GEOCHEMISTRY OF LATE ORDOVICIAN GLACIAL DEPOSITS AND ASSOCIATED SEDIMENTARY ROCKS, SOUTH AFRICA: RELEVANCE TO THE OCCURRENCE OF GLACIATION AT LOW PALEOLATITUDES


YOUNG, Grant M, Department of Earth Sciences, University of Western Ontario, London, ON N6A 5B7, Canada, gyoung@uwo.ca

The Pakhuis Formation of the Table Mountain Group in South Africa includes two thin diamictites succeeded by a coarsening upward shale-siltstone unit known as the Cedarberg Formation. These glaciogenic rocks are peculiar in that they occur within one of the world’s greatest accumulations of mineralogically and chemically mature sandstones.

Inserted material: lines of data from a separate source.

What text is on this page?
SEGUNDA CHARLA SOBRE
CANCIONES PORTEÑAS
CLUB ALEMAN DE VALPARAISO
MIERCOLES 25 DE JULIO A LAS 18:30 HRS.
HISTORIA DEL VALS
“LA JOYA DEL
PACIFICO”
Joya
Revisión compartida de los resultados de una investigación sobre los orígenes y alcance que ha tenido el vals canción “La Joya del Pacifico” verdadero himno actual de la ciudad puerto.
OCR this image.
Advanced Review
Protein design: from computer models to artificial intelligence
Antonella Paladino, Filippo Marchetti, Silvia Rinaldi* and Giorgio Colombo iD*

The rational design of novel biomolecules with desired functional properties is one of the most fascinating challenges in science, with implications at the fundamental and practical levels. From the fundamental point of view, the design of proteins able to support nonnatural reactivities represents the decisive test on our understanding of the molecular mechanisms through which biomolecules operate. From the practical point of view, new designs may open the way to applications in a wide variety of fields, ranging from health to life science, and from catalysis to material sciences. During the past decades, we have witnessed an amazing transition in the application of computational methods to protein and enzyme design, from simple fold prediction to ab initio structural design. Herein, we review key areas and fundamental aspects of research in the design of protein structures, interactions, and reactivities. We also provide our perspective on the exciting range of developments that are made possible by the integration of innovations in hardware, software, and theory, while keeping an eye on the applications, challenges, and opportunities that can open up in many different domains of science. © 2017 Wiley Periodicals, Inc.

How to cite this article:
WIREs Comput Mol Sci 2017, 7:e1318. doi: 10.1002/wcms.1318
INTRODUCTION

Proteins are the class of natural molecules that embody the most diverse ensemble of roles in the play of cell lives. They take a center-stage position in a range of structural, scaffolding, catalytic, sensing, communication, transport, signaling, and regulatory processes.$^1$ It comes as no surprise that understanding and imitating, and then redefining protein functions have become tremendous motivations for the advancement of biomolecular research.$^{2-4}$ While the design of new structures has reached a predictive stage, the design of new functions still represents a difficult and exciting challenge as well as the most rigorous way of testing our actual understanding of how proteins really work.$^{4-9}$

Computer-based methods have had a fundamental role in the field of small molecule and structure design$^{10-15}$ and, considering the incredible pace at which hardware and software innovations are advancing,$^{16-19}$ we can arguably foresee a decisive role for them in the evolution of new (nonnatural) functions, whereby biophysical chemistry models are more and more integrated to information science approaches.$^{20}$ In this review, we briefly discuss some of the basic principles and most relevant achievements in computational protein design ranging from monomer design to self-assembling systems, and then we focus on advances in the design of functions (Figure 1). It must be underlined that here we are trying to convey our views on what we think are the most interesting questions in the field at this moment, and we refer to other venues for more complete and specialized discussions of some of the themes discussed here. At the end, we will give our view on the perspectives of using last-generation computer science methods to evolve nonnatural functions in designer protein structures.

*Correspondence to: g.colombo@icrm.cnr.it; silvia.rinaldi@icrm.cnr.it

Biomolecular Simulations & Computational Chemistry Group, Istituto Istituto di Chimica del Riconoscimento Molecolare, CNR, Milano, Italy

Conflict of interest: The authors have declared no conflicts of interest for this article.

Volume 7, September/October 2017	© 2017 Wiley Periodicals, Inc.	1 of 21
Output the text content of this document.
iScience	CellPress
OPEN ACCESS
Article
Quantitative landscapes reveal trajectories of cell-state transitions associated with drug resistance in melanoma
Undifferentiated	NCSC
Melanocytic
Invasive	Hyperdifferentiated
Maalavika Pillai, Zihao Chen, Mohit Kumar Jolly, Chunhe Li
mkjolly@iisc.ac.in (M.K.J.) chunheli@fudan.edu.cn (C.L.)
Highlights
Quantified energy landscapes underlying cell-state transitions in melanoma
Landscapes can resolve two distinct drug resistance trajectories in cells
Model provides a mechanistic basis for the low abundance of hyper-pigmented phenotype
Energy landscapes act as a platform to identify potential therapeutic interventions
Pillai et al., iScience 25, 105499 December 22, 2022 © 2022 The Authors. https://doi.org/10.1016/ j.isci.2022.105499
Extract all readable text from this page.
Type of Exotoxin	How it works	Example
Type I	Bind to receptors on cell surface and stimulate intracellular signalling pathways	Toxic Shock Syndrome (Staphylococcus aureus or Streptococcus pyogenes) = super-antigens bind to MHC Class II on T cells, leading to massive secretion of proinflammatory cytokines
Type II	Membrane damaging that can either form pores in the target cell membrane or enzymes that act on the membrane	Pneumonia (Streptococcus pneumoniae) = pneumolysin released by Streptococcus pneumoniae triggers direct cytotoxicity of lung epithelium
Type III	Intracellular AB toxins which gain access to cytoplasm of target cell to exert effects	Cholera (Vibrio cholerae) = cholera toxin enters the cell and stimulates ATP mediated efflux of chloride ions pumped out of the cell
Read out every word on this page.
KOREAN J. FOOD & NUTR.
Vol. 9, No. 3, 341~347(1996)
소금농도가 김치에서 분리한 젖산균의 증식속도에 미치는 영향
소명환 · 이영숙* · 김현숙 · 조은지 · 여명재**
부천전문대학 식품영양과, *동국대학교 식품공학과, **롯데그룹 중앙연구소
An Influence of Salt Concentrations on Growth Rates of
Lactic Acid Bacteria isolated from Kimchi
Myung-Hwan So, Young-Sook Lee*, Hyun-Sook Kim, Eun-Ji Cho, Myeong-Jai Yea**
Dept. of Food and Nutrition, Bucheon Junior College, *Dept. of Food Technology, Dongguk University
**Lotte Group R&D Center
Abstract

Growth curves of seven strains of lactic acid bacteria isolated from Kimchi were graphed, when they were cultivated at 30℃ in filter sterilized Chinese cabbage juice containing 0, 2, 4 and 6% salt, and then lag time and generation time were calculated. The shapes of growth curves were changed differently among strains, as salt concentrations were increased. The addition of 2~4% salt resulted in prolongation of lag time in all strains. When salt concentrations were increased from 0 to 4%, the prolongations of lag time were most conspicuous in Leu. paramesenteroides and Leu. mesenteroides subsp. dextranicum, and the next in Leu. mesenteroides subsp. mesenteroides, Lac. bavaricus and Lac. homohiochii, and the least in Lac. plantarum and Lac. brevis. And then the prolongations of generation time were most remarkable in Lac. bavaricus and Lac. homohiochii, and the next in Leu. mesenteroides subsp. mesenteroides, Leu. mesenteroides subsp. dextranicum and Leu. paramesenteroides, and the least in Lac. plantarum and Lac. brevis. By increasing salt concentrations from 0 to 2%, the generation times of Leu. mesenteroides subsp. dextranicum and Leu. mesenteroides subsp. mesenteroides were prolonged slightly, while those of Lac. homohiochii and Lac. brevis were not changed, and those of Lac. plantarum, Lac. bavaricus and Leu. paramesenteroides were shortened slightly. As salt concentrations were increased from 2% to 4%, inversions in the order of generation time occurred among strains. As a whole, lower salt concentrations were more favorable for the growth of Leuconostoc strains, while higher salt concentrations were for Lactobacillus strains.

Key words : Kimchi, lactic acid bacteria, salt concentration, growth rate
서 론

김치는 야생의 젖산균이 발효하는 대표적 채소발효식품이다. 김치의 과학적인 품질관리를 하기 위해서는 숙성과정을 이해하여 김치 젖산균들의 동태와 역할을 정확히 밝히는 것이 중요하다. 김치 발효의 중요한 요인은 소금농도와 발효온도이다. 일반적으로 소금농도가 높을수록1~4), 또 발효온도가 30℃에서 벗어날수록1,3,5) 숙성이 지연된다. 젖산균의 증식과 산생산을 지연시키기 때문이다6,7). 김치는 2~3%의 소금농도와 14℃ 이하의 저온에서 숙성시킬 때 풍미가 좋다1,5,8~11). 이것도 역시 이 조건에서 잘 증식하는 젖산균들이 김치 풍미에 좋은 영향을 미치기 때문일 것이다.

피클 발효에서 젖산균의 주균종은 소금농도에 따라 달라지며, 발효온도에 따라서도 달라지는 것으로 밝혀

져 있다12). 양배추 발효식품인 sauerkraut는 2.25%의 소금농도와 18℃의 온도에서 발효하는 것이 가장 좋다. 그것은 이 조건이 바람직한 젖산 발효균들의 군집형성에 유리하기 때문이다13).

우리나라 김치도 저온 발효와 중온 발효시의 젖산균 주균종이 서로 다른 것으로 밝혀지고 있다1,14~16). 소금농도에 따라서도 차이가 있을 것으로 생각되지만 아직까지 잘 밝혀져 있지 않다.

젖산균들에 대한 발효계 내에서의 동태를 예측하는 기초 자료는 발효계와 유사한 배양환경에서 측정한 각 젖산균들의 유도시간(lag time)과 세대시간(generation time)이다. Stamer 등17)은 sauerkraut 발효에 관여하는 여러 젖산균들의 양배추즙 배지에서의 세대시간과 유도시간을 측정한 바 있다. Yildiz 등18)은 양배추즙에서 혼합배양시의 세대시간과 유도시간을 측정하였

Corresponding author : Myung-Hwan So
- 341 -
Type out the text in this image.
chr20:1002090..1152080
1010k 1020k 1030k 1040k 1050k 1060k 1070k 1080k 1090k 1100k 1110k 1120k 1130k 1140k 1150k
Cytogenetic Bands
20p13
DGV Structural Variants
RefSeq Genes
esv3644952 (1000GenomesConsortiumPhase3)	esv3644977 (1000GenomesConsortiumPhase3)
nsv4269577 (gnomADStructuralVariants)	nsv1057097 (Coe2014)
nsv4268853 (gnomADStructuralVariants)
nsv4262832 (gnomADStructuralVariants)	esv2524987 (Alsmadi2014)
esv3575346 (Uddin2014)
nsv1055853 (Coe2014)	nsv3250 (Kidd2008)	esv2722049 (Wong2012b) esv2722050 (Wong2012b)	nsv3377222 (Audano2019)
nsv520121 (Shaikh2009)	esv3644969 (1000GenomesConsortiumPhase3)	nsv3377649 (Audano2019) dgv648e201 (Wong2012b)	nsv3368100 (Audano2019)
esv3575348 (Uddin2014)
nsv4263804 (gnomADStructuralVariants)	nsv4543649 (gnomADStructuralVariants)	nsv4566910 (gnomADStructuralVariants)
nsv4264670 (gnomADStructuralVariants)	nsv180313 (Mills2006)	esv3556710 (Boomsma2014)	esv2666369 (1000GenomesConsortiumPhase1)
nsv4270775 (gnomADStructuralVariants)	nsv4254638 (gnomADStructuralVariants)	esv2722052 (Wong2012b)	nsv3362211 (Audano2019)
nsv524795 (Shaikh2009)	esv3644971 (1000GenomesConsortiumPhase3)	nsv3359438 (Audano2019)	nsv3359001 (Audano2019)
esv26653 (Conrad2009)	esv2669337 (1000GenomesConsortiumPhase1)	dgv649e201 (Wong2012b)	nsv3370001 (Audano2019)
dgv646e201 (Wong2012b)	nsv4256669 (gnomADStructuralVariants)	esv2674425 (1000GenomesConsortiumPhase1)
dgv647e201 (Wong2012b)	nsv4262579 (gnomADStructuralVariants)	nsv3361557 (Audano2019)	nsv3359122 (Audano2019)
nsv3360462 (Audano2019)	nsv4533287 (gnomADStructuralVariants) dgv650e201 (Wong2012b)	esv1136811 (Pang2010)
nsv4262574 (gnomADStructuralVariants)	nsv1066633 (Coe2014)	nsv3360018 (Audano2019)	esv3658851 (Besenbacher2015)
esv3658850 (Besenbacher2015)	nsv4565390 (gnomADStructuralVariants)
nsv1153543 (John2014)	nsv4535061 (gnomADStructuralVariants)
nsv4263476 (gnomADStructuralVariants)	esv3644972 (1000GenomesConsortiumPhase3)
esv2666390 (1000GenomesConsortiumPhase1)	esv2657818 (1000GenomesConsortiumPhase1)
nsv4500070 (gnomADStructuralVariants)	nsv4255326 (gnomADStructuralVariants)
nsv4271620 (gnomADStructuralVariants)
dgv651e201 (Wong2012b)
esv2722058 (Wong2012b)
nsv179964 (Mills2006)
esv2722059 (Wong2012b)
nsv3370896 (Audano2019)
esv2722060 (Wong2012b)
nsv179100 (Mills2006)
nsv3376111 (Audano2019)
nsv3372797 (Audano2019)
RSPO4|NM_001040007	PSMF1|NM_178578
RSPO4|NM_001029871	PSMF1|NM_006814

Chemical investigation of shales and sandstones below and above the diamictites reveals that they have undergone extensive alteration. Some diamictite samples have low values for a Chemical Index of Alteration, in keeping with their inferred glacial origin. Black shales, comprising the basal Soom Member of the Cedarberg Formation immediately above the diamictites are enriched, particularly at the base, in Mo, U and other trace elements. The unusual chemical composition of these shales is attributed to starved basin conditions and a reducing environment during a rapid sea level rise that accompanied destruction of the Late Ordovician glaciers. The glacial deposits of western South Africa have been regarded as the distal deposits of a widespread continental ice sheet centred on North Africa but they may have been partly derived from piedmont glaciers descending to near sea level from highlands formed as a result of Late Ordovician orogeny. Descent of glaciers to sea level in low latitudes (snowball Earth scenario?) suggests extreme, if short-lived global cooling. The occurrence of what are interpreted as fossil ice-wedge structures is enigmatic because of implied strong seasonality at supposedly low paleolatitudes. Glaciation may have occurred as a result of short-lived co-incidence between Late Ordovician orogenic activity (Taconic, Famatinian, Shackleton) in low paleolatitudes, and drift of the Gondwana supercontinent into a sub-polar position.